One of the other issues in the negotiations is sequencing, meaning the order in which sanctions are lifted and nuclear restrictions are implemented, through measures like the shipping of excess enriched uranium abroad. Iran sees the resumption of economic activities, after the announcement that sanctions are lifted, as verification of their removal and part of the deal.

Also slowing down the talks is Iran’s refusal to negotiate directly with the US, requiring the EU, E3, Russia and China to go back and forth between the Iranian and American delegations.

“Participants will go back to capitals for consultations and instructions... [but] political decisions are needed now,” the Vienna talks’ coordinator, Enrique Mora of the European Union, tweeted.

A separate EU statement said talks would resume next week.

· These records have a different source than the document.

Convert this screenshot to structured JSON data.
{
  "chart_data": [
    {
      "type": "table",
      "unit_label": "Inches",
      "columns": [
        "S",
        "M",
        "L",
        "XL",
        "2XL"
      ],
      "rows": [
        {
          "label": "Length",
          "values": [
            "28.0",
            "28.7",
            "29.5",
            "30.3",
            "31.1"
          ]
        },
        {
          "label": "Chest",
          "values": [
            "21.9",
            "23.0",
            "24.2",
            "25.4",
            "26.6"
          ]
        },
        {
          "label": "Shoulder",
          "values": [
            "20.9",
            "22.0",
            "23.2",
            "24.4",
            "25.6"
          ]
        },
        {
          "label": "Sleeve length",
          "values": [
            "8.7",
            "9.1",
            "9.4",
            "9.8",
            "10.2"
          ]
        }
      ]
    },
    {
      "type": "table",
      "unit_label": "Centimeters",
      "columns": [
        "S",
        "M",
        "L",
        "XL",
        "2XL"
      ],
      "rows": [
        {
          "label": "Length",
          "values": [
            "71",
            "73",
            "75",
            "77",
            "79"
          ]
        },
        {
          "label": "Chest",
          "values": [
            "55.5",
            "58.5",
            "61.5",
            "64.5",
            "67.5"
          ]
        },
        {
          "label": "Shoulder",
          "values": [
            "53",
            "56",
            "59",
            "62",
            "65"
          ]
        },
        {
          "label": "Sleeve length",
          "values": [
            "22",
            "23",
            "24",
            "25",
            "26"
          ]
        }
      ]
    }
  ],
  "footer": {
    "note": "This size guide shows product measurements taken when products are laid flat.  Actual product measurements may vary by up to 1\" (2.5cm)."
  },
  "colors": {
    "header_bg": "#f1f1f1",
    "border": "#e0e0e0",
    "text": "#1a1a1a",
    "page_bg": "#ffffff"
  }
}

The JCPOA restricted Iran’s nuclear program, while gradually lifting sanctions. The US left the deal in 2018 and added more sanctions to pressure the regime in Tehran, which had continued its proxy warfare throughout the Middle East in the interim. Iran has since enriched uranium to 60%, far beyond the JCPOA’s limitations, within reach of 90%-enriched weapons-grade uranium.

US National Security Adviser Jake Sullivan said in a call with his Israeli counterpart Eyal Hulata on Wednesday that “the United States is preparing alternative options, in coordination with its partners, should diplomacy fail.”

How much any political decisions will accelerate the talks remains to be seen. Russia’s top envoy, Mikhail Ulyanov, who is often the most optimistic delegate, tweeted: “My instinct tells me that agreement will be reached soon after mid-February.”

The International Atomic Energy Agency is expected to release its next report on Iran’s nuclear program in mid-February, regarding decades-old nuclear material found at four sites in Iran, for which the regime has not provided a convincing explanation.

The next IAEA board meeting is scheduled for March 7. Iran has repeatedly used JCPOA negotiations as leverage to avoid censure by the agency’s board for obstructing inspections and violating the nuclear agreement.